The question lies in asking if, wouldn’t it be better to use an algorithm that “learns to learn”? A type of algorithm that learns to know your customers; learns to know how the system works, and how to reach the goal on its own. Basically, an algorithm that can learn from scratch and from experience.
Such a type of machine learning algorithm exists and is what is known as reinforcement learning. Reinforcement learning is an area of machine learning inspired by behavioral psychology, where the machine learns by itself the behavior to follow based on rewards and penalties – hindsight experience replay. In this type of technique, you learn from the empirical data points. Similar to how dogs learn to do stunts based on treats, or a child becomes adept at a particular video game, reinforcement learning works on a trial-and-error basis, receiving rewards or penalties for each step taken to achieve a certain goal.

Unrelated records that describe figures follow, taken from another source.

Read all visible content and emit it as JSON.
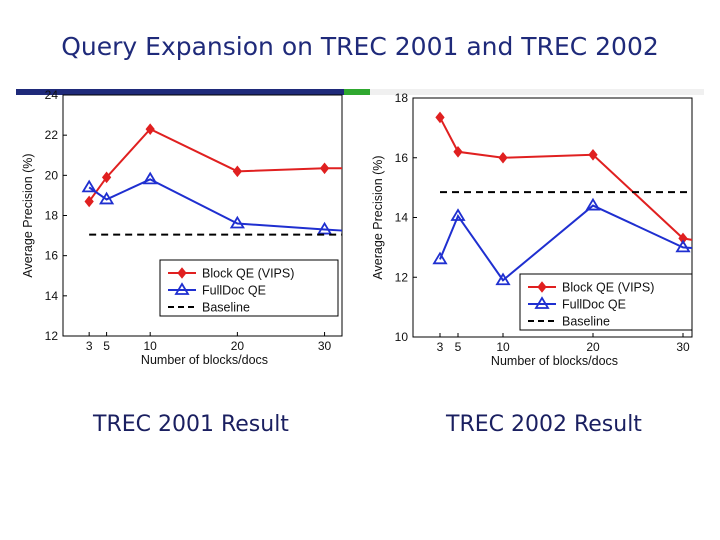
{
  "slide": {
    "title": "Query Expansion on TREC 2001 and TREC 2002",
    "caption_left": "TREC 2001 Result",
    "caption_right": "TREC 2002 Result",
    "bar_colors": [
      "#1f2a7a",
      "#2fa82f",
      "#f4f4f4"
    ]
  },
  "chart_data": [
    {
      "type": "line",
      "title": "TREC 2001",
      "xlabel": "Number of blocks/docs",
      "ylabel": "Average Precision (%)",
      "xlim": [
        0,
        32
      ],
      "ylim": [
        12,
        24
      ],
      "xticks": [
        3,
        5,
        10,
        20,
        30
      ],
      "yticks": [
        12,
        14,
        16,
        18,
        20,
        22,
        24
      ],
      "legend_position": "lower-right",
      "series": [
        {
          "name": "Block QE (VIPS)",
          "color": "#e02020",
          "marker": "diamond",
          "dash": "",
          "x": [
            3,
            5,
            10,
            20,
            30,
            32
          ],
          "y": [
            18.7,
            19.9,
            22.3,
            20.2,
            20.35,
            20.35
          ]
        },
        {
          "name": "FullDoc QE",
          "color": "#1f2fd0",
          "marker": "triangle",
          "dash": "",
          "x": [
            3,
            5,
            10,
            20,
            30,
            32
          ],
          "y": [
            19.4,
            18.8,
            19.8,
            17.6,
            17.3,
            17.25
          ]
        },
        {
          "name": "Baseline",
          "color": "#000000",
          "marker": "none",
          "dash": "7,5",
          "x": [
            3,
            32
          ],
          "y": [
            17.05,
            17.05
          ]
        }
      ]
    },
    {
      "type": "line",
      "title": "TREC 2002",
      "xlabel": "Number of blocks/docs",
      "ylabel": "Average Precision (%)",
      "xlim": [
        0,
        31
      ],
      "ylim": [
        10,
        18
      ],
      "xticks": [
        3,
        5,
        10,
        20,
        30
      ],
      "yticks": [
        10,
        12,
        14,
        16,
        18
      ],
      "legend_position": "lower-right",
      "series": [
        {
          "name": "Block QE (VIPS)",
          "color": "#e02020",
          "marker": "diamond",
          "dash": "",
          "x": [
            3,
            5,
            10,
            20,
            30,
            31
          ],
          "y": [
            17.35,
            16.2,
            16.0,
            16.1,
            13.3,
            13.25
          ]
        },
        {
          "name": "FullDoc QE",
          "color": "#1f2fd0",
          "marker": "triangle",
          "dash": "",
          "x": [
            3,
            5,
            10,
            20,
            30,
            31
          ],
          "y": [
            12.6,
            14.05,
            11.9,
            14.4,
            13.0,
            12.98
          ]
        },
        {
          "name": "Baseline",
          "color": "#000000",
          "marker": "none",
          "dash": "7,5",
          "x": [
            3,
            31
          ],
          "y": [
            14.85,
            14.85
          ]
        }
      ]
    }
  ]
}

In every reinforcement learning problem, there is an agent, a state-defined environment, actions that the agent takes, and rewards or penalties that the agent gets on the way to achieve its objective. Let us have a look at the following diagram:
At a certain point in time, the agent is in a state [St]. Being in that first state, the agent observes the environment and selects an action [At] that will take him to a next state. Right off the bat, the agent doesn’t know what the next state is like. You do not know if being in that next state, you will get better or worse rewards than having taken another action. At each step the agent takes, he knows only the here and now -the state he is in and the possible actions he can choose from that particular state. When executing the action, the environment gives the agent a reward [Rt] or penalty, It is with this repetition that the value of his actions will vary, and the agent will learn what actions will lead to greater reward in the long term. Hence, the learning focuses not on maximizing the objective itself, but on the agent learning an optimal policy to achieve the objective.

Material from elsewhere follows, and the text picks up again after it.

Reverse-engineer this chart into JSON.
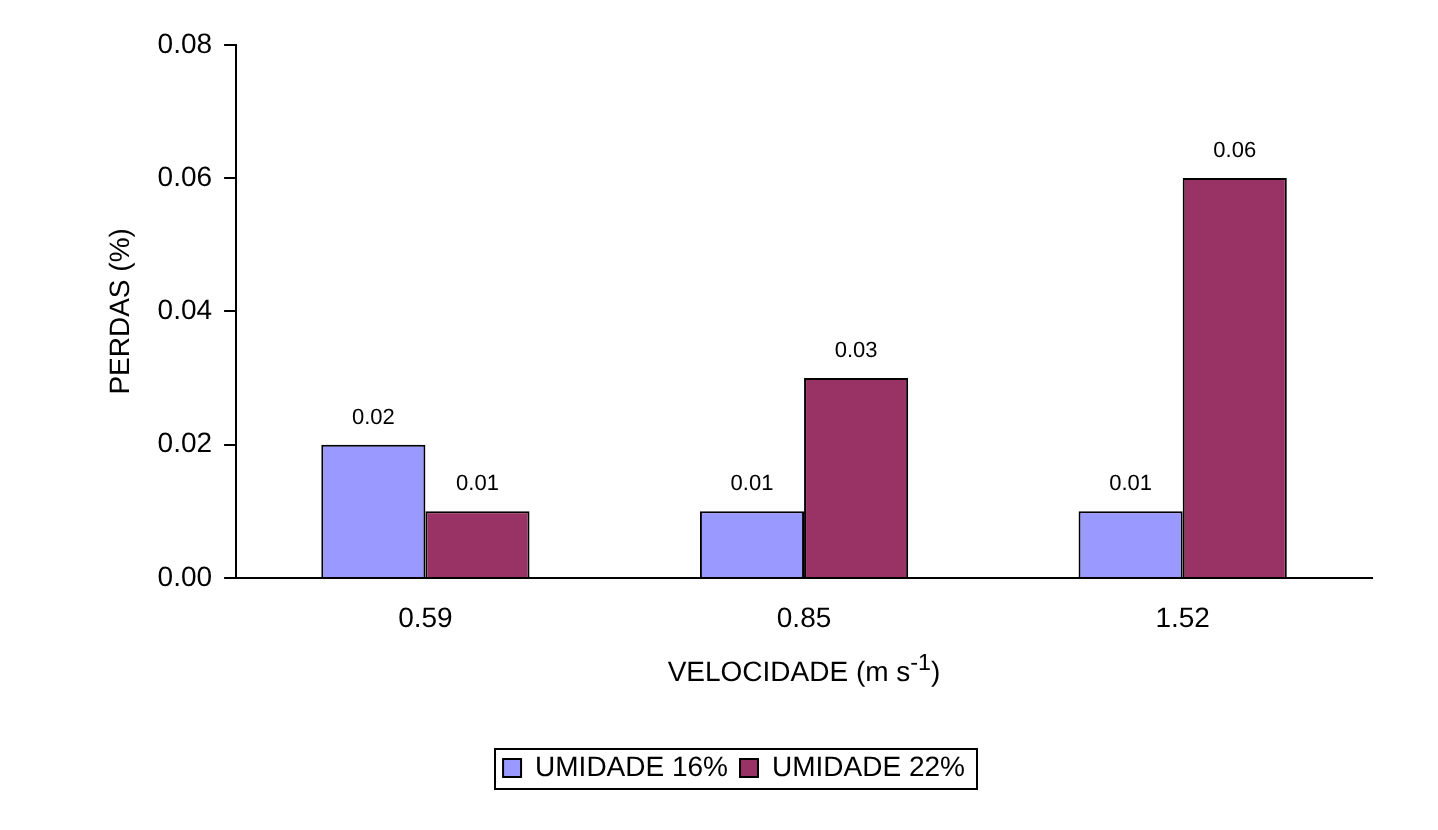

How does the agent choose each action? In reinforced learning, two things come into play: exploration and exploitation. Exploration refers to the choice of actions at random. Exploitation, on the other hand, refers to making decisions based on how valuable it is to perform an action from a given state. Depending on how we want to learn to develop further, the levels of exploration and exploitation be modified. For example, we can establish that the agent chooses actions 30% of the time in a random way so that he can explore the environment by himself, and that 70% of the remaining time choose the most valuable actions for each state in which he is. But why not always choose to exploit? Remember that the agent begins to learn from scratch. So, in the beginning, all the actions in the initial state have a null value. Furthermore, the number of shares available for each state may vary from state to state, so the overall environment is not known in advance. It is only through experience that stocks begin to acquire value. Consequently, exploration is vital.
How can we apply this to the example of the recommendation system mentioned above? The agent would become the machinery that will learn what product to recommend for each visitor. The actions would be the different products that the page offers. The clients and the characteristics of each visit define the environment and the states. If the user clicks on the recommended product, the agent will receive a reward of 1. If the user does not click on the recommended product, the agent will receive a penalty of 0. This way, the agent will learn what product to recommend from a given state.
As we have seen, reinforcement learning has the potential to personalize solutions, offering recommendations tailored to each client, without the need for prior knowledge of the users. Could this be the true future of marketing?